Every member of our institution is very down to earth. We never feel that we are the best or we are always leading the competition. Whatever we do, we always give it our all. We have an internationally recognised curriculum and we were the first college in Nepal to start ‘training hotels’, where we provided our students with the opportunity to interact and intern with the people who visit our hotels. We have always felt that Nepali people are charming and hardworking, but quite shy. We also have a coffee school from University del caffe, which is a world-class coffee school from Italy. We are the 28th branch of this university. We are adding a bartending school in a few months, which will also be a state-of-the-art school. We have a wine lab, the first in Nepal, for our students to learn about wine, its multitude of flavours, and wine culture. Most importantly, around 35 international hotels and brands come to our college, interview our students and offer them attractive jobs. So, our job placements are excellent.
Hotel management is not easy to prepare for.
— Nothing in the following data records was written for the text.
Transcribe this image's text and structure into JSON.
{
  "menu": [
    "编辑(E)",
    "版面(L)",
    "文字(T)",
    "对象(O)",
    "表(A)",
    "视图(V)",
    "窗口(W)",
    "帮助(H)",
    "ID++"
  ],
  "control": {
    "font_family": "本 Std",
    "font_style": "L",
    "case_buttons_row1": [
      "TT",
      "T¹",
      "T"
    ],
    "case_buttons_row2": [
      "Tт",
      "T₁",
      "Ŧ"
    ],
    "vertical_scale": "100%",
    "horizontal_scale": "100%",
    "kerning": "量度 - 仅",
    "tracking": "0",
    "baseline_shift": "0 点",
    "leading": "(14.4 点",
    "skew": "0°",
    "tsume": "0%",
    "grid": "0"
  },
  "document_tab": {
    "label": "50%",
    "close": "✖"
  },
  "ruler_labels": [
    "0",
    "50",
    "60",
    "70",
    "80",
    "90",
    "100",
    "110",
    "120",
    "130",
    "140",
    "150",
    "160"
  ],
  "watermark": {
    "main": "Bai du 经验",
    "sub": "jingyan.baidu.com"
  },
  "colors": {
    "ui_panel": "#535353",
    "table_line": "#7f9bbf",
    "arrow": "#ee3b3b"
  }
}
How do you ensure that your students are well prepared before heading out into the professional world?
More than 50 percent of our students are from outside the Kathmandu Valley. Many have never even stepped into hotels. When we ask them why they want to study hospitality management, we get answers like “to become a chef”. But hospitality management is not just limited to cooking or housekeeping. So, by opening their eyes, building up their confidence, letting them speak in public, facilitating interactions with skilled teachers in state-of-the-art kitchens, we try to make sure that our students become who they want to be. Our students’ placements confirm this point. I recently met one of our first graduates who is currently working as a sales director at Radisson Hotel. We’ve got alumni in Australia, working as hotel managers. One is a chef at the Sydney Opera House. Our graduates are working all around the world, from the Maldives to Oman. Many of them are also entrepreneurs. A few have even opened their own schools.
Finally, what are some characteristics that a leader must possess?
A leader must always have vision. They are like ship captains, who anchor or navigate in the right direction. A leader is someone who takes care of not only his or her own personal growth but of the entire team. Above all, patience, determination, passion and the ability to react positively to criticism or failure are some of the qualities that a leader must have.